The economic crisis affects all areas of human activity. It also has a negative impact on the financial sector, as a result of which the lending sector suffers immediately. All banks have revised their policies and decided to significantly tighten the requirements for borrowers, especially when they want to borrow a very large amount of money from the bank. At the same time, we should not forget that the population’s ability to pay has decreased, and now people are wondering: “How to take out a mortgage with a small income?”.
A mortgage with a co-borrower
Today, it is very difficult to pay mortgage loans on your own, because the amount of mandatory payment is often measured in the tens of thousands. A person with a small salary may not be given such a loan if he takes more than half of the monthly income. It will be easier for family people here, since a spouse, if they have a permanent official income, can be issued as a co-mortgagee on a mortgage loan.
In this case, all calculations will be made by the lender based on the total monthly income. Single borrowers can also use the help of a co-borrower. In this case, you can use one of your parents or other close relatives as an assistant. It is important to correctly calculate your ability to pay off the loan, because, with such a mortgage, the person who agreed to become a co-borrower will also suffer from delinquencies.
Often people do not live on just one salary; many are looking for part-time work. When applying to a bank for a mortgage, a person with a small official salary should be told about the availability of part-time work or other sources of additional income.
It is advisable to try to provide your words with documentary evidence. For example, if a person receives additional income from renting out real estate, then such a document can be a lease agreement.
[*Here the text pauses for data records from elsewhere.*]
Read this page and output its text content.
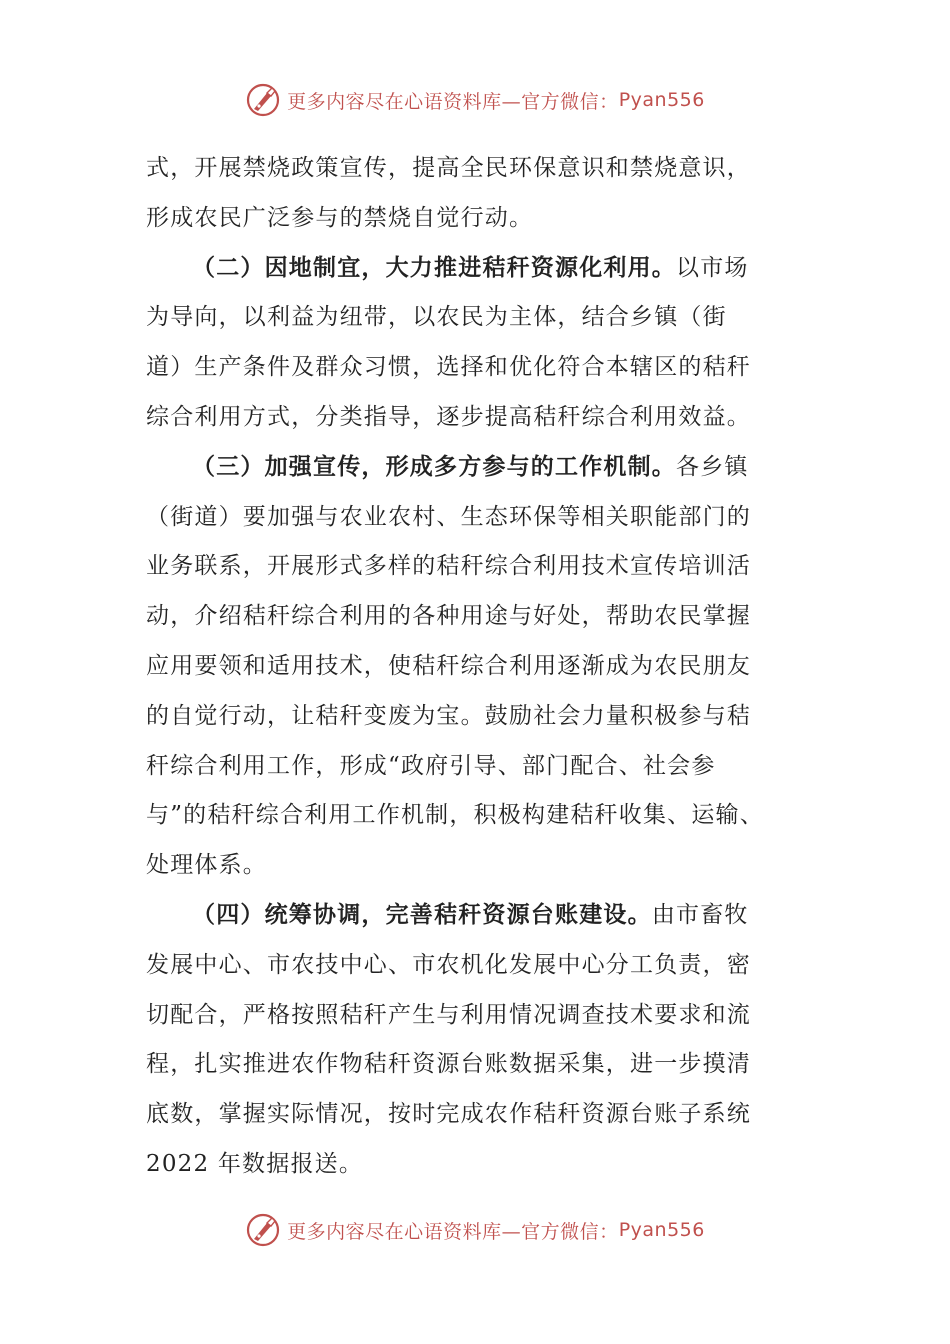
更多内容尽在心语资料库— 官方微信： Pyan556
式，开展禁烧政策宣传，提高全民环保意识和禁烧意识，
形成农民广泛参与的禁烧自觉行动。
（二）因地制宜，大力推进秸秆资源化利用。以市场
为导向，以利益为纽带，以农民为主体，结合乡镇（街
道）生产条件及群众习惯，选择和优化符合本辖区的秸秆
综合利用方式，分类指导，逐步提高秸秆综合利用效益。
（三）加强宣传，形成多方参与的工作机制。各乡镇
（街道）要加强与农业农村、生态环保等相关职能部门的
业务联系，开展形式多样的秸秆综合利用技术宣传培训活
动，介绍秸秆综合利用的各种用途与好处，帮助农民掌握
应用要领和适用技术，使秸秆综合利用逐渐成为农民朋友
的自觉行动，让秸秆变废为宝。鼓励社会力量积极参与秸
秆综合利用工作，形成“政府引导、部门配合、社会参
与”的秸秆综合利用工作机制，积极构建秸秆收集、运输、
处理体系。
（四）统筹协调，完善秸秆资源台账建设。由市畜牧
发展中心、市农技中心、市农机化发展中心分工负责，密
切配合，严格按照秸秆产生与利用情况调查技术要求和流
程，扎实推进农作物秸秆资源台账数据采集，进一步摸清
底数，掌握实际情况，按时完成农作秸秆资源台账子系统
2022 年数据报送。
更多内容尽在心语资料库— 官方微信： Pyan556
Some banks may have enough bank statements for several months, which can be used to track the amount of additional monthly income.
Attracting a guarantor
It is important not to confuse the concepts of co-borrower and guarantor. The co-borrower shares duties and rights with the main borrower. The guarantor just becomes a guarantee that the borrower will pay off their mortgage debt. The bank asks the guarantor to make a payment only when the borrower has serious delays. This should always be remembered by the person who is going to take out a loan.
If he has doubts about the ability to repay the mortgage debt in full within the established time frame, then it is better to refuse to involve guarantors, since, in the event of problems, the relationship with the guarantor is likely to deteriorate. And it will be especially unpleasant when the guarantor was a relative or close friend.
Before applying to the bank, a person can independently calculate whether their salary allows them to get a mortgage loan of a certain size. This is done using special calculators that are present on the website of every serious bank. Such calculations will help you understand what method to increase the chances of resorting to and whether it is worth taking on the burden of a mortgage loan at all.